# Parker Jotter Refills



## heb (Feb 24, 2006)

Hello,

They've seemed to become the "standard" ballpoint refills (at least their size and compatability) for any number of brands. 

I've been writing with these refills, as well as many other brands, since the late 50's. Parker has been remarkably consistant in that their refills hold more ink than just about anyone else and their featured, "tungsten carbide" ball (I can remember the advertisements from those early days), produces the ROUGHEST (or LEAST SMOOTH) writing experience of just about any ballpoint I've ever used. The one exception is Fisher Pen refills, but that's a design requirement.

I know they now produce a "gel ink" variant that is much smoother, but if I wanted to use "gel ink" I would just get a roller ball pen.

My question to any of the other old time (if you care to admit that) users of same: what do you think?

Thanks,
heb


----------



## retrevr (Jun 12, 2009)

I always fill Parkers with Fisher space pen refills. I work in a kitchen but the advantages apply to anyone. I have sent notebooks through the laundry without losing anything.


----------



## Monocrom (Nov 11, 2010)

Their refills were better a decade ago. Even 5 years ago were still good. But I've noticed a difference in ink flow recently. For a proper Parker-style ballpoint refill, I recommend Hauser. But ask again in a handful of years. Maybe Hauser will also screw up the ink flow from their refill when they "improve" it. :-|


----------



## Megalo Milo (Apr 20, 2010)

I thought I was going crazy when my more recent Parker refills felt different. Good to know it's not me.

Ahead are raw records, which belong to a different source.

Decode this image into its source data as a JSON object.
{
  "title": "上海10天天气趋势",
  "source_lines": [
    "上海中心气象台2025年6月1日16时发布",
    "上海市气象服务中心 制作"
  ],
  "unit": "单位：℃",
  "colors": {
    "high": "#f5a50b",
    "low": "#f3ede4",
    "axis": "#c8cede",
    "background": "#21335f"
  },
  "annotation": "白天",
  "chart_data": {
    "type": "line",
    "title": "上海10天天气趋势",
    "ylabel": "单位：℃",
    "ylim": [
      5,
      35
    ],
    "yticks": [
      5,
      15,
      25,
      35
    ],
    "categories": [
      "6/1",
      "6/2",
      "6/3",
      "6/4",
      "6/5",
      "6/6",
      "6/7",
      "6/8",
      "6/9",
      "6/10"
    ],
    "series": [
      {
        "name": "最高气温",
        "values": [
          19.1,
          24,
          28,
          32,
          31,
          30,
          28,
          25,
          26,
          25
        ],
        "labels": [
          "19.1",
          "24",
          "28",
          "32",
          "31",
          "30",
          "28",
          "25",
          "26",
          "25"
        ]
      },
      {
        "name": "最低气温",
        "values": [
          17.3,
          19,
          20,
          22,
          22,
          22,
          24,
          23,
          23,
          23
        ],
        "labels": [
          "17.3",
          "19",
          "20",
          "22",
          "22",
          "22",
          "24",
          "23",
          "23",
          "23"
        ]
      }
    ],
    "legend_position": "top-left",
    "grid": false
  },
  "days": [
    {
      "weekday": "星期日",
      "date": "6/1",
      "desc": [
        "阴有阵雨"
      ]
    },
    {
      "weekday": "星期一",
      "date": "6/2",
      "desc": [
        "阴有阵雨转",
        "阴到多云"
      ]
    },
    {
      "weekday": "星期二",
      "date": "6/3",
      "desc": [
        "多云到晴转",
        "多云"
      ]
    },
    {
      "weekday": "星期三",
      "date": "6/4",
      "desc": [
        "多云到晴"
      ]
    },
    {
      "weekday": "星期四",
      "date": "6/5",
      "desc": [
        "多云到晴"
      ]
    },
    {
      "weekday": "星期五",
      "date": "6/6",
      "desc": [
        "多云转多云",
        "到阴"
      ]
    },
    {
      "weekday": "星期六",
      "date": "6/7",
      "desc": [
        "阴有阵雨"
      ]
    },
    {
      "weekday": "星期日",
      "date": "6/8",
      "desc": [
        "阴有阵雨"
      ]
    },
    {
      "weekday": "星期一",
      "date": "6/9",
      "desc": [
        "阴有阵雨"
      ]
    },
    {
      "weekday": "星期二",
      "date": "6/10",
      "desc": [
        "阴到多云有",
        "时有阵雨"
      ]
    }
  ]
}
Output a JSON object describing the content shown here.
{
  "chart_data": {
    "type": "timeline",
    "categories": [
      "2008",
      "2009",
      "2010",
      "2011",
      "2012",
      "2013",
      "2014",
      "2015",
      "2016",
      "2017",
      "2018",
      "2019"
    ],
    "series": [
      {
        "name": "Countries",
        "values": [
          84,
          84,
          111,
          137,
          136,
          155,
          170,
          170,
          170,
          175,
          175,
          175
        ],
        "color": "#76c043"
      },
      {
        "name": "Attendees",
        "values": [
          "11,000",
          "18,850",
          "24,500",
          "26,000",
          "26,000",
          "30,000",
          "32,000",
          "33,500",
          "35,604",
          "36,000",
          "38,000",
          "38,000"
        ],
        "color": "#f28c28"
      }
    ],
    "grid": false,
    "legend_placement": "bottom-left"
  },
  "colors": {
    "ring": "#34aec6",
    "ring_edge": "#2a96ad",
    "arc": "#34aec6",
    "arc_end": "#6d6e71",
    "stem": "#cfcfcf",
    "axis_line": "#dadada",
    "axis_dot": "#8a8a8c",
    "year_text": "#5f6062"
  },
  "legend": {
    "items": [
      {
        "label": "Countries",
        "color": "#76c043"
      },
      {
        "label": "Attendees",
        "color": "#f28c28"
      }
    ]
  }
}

Just ordered a Fisher refill for my Jotter. Hopefully it's better.


----------



## spartanglory101 (Oct 21, 2011)

Just want to make sure I order correctly. Do I need to make sure to order any kind of spacer or special cartridge to ensure that the Fisher Space reill would fit in the Jotter?


----------



## Monocrom (Nov 11, 2010)

spartanglory101 said:


> Just want to make sure I order correctly. Do I need to make sure to order any kind of spacer or special cartridge to ensure that the Fisher Space refill would fit in the Jotter?


The Fisher refill comes with a little white adapter in the package itself. That adapter is all you need. Though if ordering online, be sure the Description picture shows the adapter.


----------



## heb (Feb 24, 2006)

Hello,
Why all the talk about Fisher refills as replacement for Parker? It doesn't make any sense; Fisher ballpoints are rougher and require more energy to write with than Parker refills -- its inherent in their design.

Anyway, since writing on the subject nearly 2 years ago, I "solved" the smoothness issue by going with blue Parker ballpoint refills. Their blue ink writes a lot smoother than black.

heb


----------



## Monocrom (Nov 11, 2010)

heb said:


> Hello,
> Why all the talk about Fisher refills as replacement for Parker? It doesn't make any sense; Fisher ballpoints are rougher and require more energy to write with than Parker refills -- its inherent in their design.
> 
> Anyway, since writing on the subject nearly 2 years ago, I "solved" the smoothness issue by going with blue Parker ballpoint refills. Their blue ink writes a lot smoother than black.
> ...


Space Pen refills did used to be like writing with a piece of chalk. But Fisher has really improved the ink flow. Personally, I'd still go with a Hauser. However, I can see why some would prefer a Fisher.


----------